As the truck rolls down toward the pond, Grandpapa points to our right. His prize bull has mounted a cow and is bouncing above her with violent jerks. As he stares at the rutting animals, I look back toward the pond.

The man isn’t floating anymore. He’s getting to his feet. My palms tingle with apprehension. The man isn’t in the pond, but on it. He’s standing on its glassy surface as though on an ice rink. But it’s almost a hundred degrees outside. My heart pounds so loudly I can hear it over the sound of the truck.

The man standing on the surface of the pond is my father.
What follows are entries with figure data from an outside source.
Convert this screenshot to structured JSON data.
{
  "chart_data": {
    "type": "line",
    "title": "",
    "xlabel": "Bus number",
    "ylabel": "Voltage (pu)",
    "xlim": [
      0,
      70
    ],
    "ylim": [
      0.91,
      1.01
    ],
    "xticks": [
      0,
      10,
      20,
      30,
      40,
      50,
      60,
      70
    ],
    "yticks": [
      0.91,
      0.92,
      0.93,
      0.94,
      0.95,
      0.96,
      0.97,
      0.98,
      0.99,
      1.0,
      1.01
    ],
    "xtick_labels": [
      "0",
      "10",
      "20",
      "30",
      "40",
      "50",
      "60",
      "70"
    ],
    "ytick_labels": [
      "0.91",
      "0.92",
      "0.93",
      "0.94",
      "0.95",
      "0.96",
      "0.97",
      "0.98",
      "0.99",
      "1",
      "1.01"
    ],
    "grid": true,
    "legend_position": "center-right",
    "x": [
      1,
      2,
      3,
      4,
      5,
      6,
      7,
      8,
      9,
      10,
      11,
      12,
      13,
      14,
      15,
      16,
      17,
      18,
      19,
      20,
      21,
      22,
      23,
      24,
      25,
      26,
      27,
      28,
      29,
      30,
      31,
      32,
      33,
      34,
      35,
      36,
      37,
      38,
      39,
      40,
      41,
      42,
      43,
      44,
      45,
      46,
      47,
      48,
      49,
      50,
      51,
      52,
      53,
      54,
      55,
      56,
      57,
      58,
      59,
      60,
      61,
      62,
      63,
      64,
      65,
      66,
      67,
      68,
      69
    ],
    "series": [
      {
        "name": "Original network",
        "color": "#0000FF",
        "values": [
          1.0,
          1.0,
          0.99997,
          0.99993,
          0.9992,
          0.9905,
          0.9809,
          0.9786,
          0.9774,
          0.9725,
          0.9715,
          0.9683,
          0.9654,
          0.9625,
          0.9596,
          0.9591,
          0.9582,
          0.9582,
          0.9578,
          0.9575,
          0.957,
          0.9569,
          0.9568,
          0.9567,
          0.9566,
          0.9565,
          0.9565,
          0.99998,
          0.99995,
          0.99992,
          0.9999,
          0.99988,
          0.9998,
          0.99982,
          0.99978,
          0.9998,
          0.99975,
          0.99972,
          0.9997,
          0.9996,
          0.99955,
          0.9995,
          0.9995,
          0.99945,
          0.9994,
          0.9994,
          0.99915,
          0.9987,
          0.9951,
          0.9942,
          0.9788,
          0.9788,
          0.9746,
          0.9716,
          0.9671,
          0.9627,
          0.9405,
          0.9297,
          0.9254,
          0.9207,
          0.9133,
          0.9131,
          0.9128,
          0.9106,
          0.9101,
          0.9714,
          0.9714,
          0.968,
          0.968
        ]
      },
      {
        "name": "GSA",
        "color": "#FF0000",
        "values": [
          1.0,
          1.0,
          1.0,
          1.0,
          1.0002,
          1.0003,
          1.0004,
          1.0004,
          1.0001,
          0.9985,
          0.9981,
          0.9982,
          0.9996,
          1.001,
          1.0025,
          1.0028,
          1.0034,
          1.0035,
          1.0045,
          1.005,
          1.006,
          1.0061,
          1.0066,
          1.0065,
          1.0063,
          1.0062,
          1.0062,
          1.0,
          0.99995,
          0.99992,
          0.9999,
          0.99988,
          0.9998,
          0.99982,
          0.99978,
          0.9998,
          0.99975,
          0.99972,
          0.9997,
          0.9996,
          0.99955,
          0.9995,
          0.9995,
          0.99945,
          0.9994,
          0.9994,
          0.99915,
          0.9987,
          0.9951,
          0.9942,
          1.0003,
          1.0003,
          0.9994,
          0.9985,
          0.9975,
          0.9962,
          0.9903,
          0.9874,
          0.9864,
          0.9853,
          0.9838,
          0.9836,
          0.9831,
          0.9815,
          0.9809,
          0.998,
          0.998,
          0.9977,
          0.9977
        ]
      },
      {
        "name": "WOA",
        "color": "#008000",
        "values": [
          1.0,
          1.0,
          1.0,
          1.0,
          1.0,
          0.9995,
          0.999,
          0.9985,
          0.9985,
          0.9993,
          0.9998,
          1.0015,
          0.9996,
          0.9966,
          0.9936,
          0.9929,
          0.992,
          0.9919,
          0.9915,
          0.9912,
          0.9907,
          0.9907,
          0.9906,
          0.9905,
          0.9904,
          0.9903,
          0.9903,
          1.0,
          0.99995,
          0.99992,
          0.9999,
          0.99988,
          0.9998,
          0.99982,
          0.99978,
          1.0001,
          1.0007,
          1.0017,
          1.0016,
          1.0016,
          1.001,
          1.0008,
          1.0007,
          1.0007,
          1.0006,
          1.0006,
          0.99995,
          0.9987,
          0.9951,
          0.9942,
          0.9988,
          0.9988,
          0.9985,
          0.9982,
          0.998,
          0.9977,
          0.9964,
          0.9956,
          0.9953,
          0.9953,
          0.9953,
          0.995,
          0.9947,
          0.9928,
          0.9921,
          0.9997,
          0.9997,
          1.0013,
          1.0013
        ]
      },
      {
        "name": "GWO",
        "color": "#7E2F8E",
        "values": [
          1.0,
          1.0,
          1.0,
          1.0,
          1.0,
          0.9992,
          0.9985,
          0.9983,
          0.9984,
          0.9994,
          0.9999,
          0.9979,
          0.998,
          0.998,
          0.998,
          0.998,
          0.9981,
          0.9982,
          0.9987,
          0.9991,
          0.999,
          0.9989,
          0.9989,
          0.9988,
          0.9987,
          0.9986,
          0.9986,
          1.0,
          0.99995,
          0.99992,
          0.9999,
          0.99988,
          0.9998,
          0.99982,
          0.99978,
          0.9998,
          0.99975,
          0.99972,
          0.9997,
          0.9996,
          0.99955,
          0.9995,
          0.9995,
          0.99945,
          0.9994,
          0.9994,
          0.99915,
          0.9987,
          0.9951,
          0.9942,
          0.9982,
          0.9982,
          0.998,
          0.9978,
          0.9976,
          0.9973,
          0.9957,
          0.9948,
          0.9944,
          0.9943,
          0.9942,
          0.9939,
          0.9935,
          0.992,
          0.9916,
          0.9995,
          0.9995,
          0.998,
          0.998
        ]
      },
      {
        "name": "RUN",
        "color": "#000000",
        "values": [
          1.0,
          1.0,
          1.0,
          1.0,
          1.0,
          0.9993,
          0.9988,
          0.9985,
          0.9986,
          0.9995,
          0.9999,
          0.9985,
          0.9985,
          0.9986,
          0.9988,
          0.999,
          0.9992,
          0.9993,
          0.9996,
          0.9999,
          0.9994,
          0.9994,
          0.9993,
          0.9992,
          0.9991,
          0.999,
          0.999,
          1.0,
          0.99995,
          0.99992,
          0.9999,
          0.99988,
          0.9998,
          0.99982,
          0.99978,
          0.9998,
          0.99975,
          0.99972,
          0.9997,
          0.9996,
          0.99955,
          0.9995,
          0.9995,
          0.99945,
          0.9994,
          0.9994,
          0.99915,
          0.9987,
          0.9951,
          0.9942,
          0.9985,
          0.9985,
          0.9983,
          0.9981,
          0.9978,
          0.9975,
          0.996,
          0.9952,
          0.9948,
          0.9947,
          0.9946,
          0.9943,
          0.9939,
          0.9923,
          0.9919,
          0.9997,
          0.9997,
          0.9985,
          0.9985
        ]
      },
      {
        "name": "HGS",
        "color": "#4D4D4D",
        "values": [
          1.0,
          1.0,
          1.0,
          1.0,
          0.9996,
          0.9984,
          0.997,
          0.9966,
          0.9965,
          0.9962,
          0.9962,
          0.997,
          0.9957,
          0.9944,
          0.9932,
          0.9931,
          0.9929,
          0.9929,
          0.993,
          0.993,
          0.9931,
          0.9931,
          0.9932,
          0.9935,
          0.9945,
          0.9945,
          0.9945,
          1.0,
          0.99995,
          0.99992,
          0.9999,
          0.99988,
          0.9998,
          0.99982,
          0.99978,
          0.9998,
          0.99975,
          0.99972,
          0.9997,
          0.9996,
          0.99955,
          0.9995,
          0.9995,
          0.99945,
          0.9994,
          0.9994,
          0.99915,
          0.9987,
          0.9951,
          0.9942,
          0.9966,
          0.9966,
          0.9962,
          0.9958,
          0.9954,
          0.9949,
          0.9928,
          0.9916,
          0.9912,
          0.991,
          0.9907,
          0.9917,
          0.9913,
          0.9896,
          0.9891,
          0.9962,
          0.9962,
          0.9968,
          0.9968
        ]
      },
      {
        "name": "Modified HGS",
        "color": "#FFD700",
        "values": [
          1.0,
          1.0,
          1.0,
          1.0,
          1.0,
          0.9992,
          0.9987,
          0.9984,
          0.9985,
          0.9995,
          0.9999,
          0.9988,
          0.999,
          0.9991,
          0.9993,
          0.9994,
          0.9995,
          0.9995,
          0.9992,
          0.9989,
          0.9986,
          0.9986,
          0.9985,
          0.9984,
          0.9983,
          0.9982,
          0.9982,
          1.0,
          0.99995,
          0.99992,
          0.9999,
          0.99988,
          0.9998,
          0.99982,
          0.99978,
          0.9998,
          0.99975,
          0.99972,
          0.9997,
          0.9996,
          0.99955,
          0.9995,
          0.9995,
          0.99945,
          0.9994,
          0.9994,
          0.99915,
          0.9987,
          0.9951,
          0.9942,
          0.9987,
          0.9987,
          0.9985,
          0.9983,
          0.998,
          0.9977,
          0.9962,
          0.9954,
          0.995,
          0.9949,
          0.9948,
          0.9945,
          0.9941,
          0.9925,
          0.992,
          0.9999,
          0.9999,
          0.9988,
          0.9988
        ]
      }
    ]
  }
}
I recognize his jeans and his work shirt. And behind the long hair, his deep-set brown eyes. As I stare, he starts walking across the water, holding out his arms to me. He wants to show me something. Grandpapa is mesmerized by the bull humping the cow. I pull at his shirtsleeve, but he won’t look away. Daddy is walking on water like Jesus in the Bible, but Grandpapa won’t look!

Daddy!” I shout.

Luke Ferry nods at me but says nothing. As he nears the edge of the pond, he starts unbuttoning his shirt. I see dark hair on his chest. He undoes four buttons, then pulls his shirt open. I want to shut my eyes, but I can’t. On the right side of his chest is a hole where the bullet went in. There are other scars, too, the big sutured Y-incision of an autopsy. As I stare in horror, Daddy puts two fingers into the bullet hole and starts to rip it open. He wants me to watch, but I don’t want to see. I cover my eyes with my hands, then peer between my fingers. Something is pouring out of the wound like blood, only it’s not blood. It’s gray. That’s all I know, and all I want to know.

Look, Kitty Cat,” he commands. “ I want you to look.”

I can’t look.

When he calls my name again, I shut my eyes and scream.